29.Abr.03
Olkin

Ver al horizonte parir el sol y después morir. Más que un ideal es una necesidad para Olkin, tan lánguido y demacrado últmamente. Demasiado jóven para buscar en la muerte la felicidad ausente en la vida.

Es martes.

Luz que emana de los viejos arbotantes, sombras desechadas por los arbustos que resisten el frío de Febrero con la esperanza de abrigarse en la primavera que no llega. Soledad que se esfuma cuando Olkin recuerda que se tiene a sí mismo, el acompañante que no lo traicionará.

Las calles huelen a muerte y la densa niebla es el mejor pretexto para perderse dentro de ese laberinto que es la ciudad en las primeras horas del día. Su mente tiene registrado el mapa a seguir para encontrar lo que busca por lo que avanza a paso firme. A lo lejos se escucha el ruido de una carreta que circula a toda carrera por la avenida principal. Seguramente el chofer tiene pavor a la oscuridad y a todo lo que ésta encierra. Hoy, el miedo está lejos de ahí. Olkin lo lleva en la bolsa de su chaqueta, justo frente al corazón.

Unas calles adelante, Leonora tiene el mismo sueño de las últimas semanas. El hombre sin rostro que la vigila desde la acera de enfrente, esperando el momento perfecto para acercarse y atacar. El final siempre es diferente; en ocasiones solo permanece afuera, en otras logra entrar a la casa. Nunca ha logrado el objetivo. Le han dicho que los sueños son la expresión de los miedos, pero no le teme a esa sombra tan sedienta de ella. Pudiera ser el miedo a su reacción si llegaran a encontrarse.

Él se ha postrado frente a su ventana. El reloj de la catedral marca las 6:30 y el cielo se ha tornado color naranja, anunciando la transición de la noche al día.
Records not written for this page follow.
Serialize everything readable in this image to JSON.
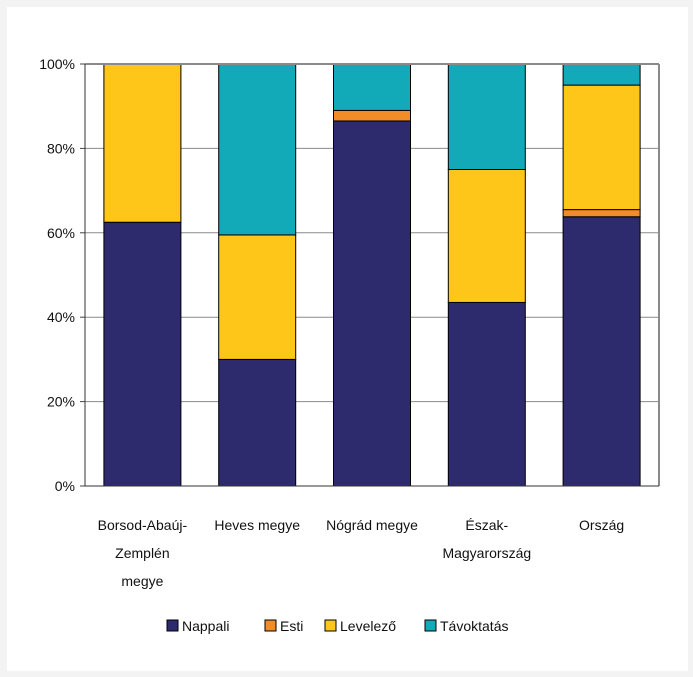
{
  "chart_data": {
    "type": "bar",
    "stacked": "percent",
    "categories": [
      [
        "Borsod-Abaúj-",
        "Zemplén",
        "megye"
      ],
      [
        "Heves megye"
      ],
      [
        "Nógrád megye"
      ],
      [
        "Észak-",
        "Magyarország"
      ],
      [
        "Ország"
      ]
    ],
    "series": [
      {
        "name": "Nappali",
        "color": "#2e2a6e",
        "values": [
          62.5,
          30.0,
          86.5,
          43.5,
          63.8
        ]
      },
      {
        "name": "Esti",
        "color": "#f28c28",
        "values": [
          0.0,
          0.0,
          2.5,
          0.0,
          1.7
        ]
      },
      {
        "name": "Levelező",
        "color": "#ffc61a",
        "values": [
          37.5,
          29.5,
          0.0,
          31.5,
          29.5
        ]
      },
      {
        "name": "Távoktatás",
        "color": "#12a9b8",
        "values": [
          0.0,
          40.5,
          11.0,
          25.0,
          5.0
        ]
      }
    ],
    "ylim": [
      0,
      100
    ],
    "yticks": [
      "0%",
      "20%",
      "40%",
      "60%",
      "80%",
      "100%"
    ],
    "grid": true,
    "legend_position": "bottom"
  }
}
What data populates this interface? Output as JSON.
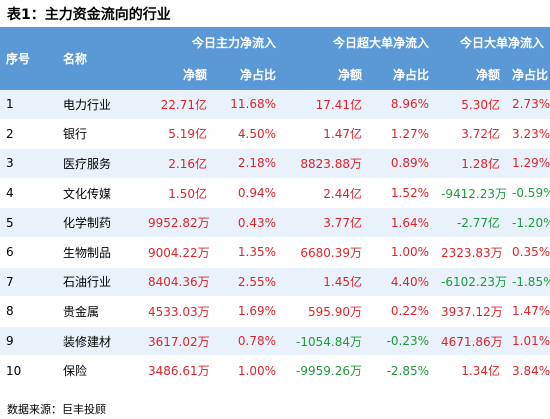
{
  "title": "表1：主力资金流向的行业",
  "headers": {
    "index": "序号",
    "name": "名称",
    "groups": [
      "今日主力净流入",
      "今日超大单净流入",
      "今日大单净流入"
    ],
    "sub": [
      "净额",
      "净占比",
      "净额",
      "净占比",
      "净额",
      "净占比"
    ]
  },
  "rows": [
    {
      "idx": "1",
      "name": "电力行业",
      "c": [
        "22.71亿",
        "11.68%",
        "17.41亿",
        "8.96%",
        "5.30亿",
        "2.73%"
      ]
    },
    {
      "idx": "2",
      "name": "银行",
      "c": [
        "5.19亿",
        "4.50%",
        "1.47亿",
        "1.27%",
        "3.72亿",
        "3.23%"
      ]
    },
    {
      "idx": "3",
      "name": "医疗服务",
      "c": [
        "2.16亿",
        "2.18%",
        "8823.88万",
        "0.89%",
        "1.28亿",
        "1.29%"
      ]
    },
    {
      "idx": "4",
      "name": "文化传媒",
      "c": [
        "1.50亿",
        "0.94%",
        "2.44亿",
        "1.52%",
        "-9412.23万",
        "-0.59%"
      ]
    },
    {
      "idx": "5",
      "name": "化学制药",
      "c": [
        "9952.82万",
        "0.43%",
        "3.77亿",
        "1.64%",
        "-2.77亿",
        "-1.20%"
      ]
    },
    {
      "idx": "6",
      "name": "生物制品",
      "c": [
        "9004.22万",
        "1.35%",
        "6680.39万",
        "1.00%",
        "2323.83万",
        "0.35%"
      ]
    },
    {
      "idx": "7",
      "name": "石油行业",
      "c": [
        "8404.36万",
        "2.55%",
        "1.45亿",
        "4.40%",
        "-6102.23万",
        "-1.85%"
      ]
    },
    {
      "idx": "8",
      "name": "贵金属",
      "c": [
        "4533.03万",
        "1.69%",
        "595.90万",
        "0.22%",
        "3937.12万",
        "1.47%"
      ]
    },
    {
      "idx": "9",
      "name": "装修建材",
      "c": [
        "3617.02万",
        "0.78%",
        "-1054.84万",
        "-0.23%",
        "4671.86万",
        "1.01%"
      ]
    },
    {
      "idx": "10",
      "name": "保险",
      "c": [
        "3486.61万",
        "1.00%",
        "-9959.26万",
        "-2.85%",
        "1.34亿",
        "3.84%"
      ]
    }
  ],
  "source": "数据来源：巨丰投顾",
  "colors": {
    "header_bg": "#5b98d6",
    "stripe": "#e9f1fa",
    "positive": "#e0232b",
    "negative": "#1e9a3c"
  }
}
Olkin sabe que el final se acerca.

Leonora tiene uno de esos despertares secos, crudos, que no toleran un segundo más de reposo. Decide quedarse en cama y encontrar la madeja que le ayude a desenredar esos sueños sin sentido.

Olkin siente los primeros rayos del sol bañar su cuerpo y la materia que se negaba a descomponerse comenzó a hacerlo. Entre dolores y sensaciones extrañas alcanza a esbozar una sonrisa de satisfacción por haber ganado cada uno de los episodios de esa lucha interna vivida en los últimos veinte días. Débil por la abstinencia de alimento cae de rodillas en la acera y pronto solo es polvo gris que se esparce con el viento.

Es el precio a pagar por un hombre que se rehusa a herir a su amada. El monto saldado por Olkin, el hambriento vampiro que murió por rehusarse a transgredir el amor.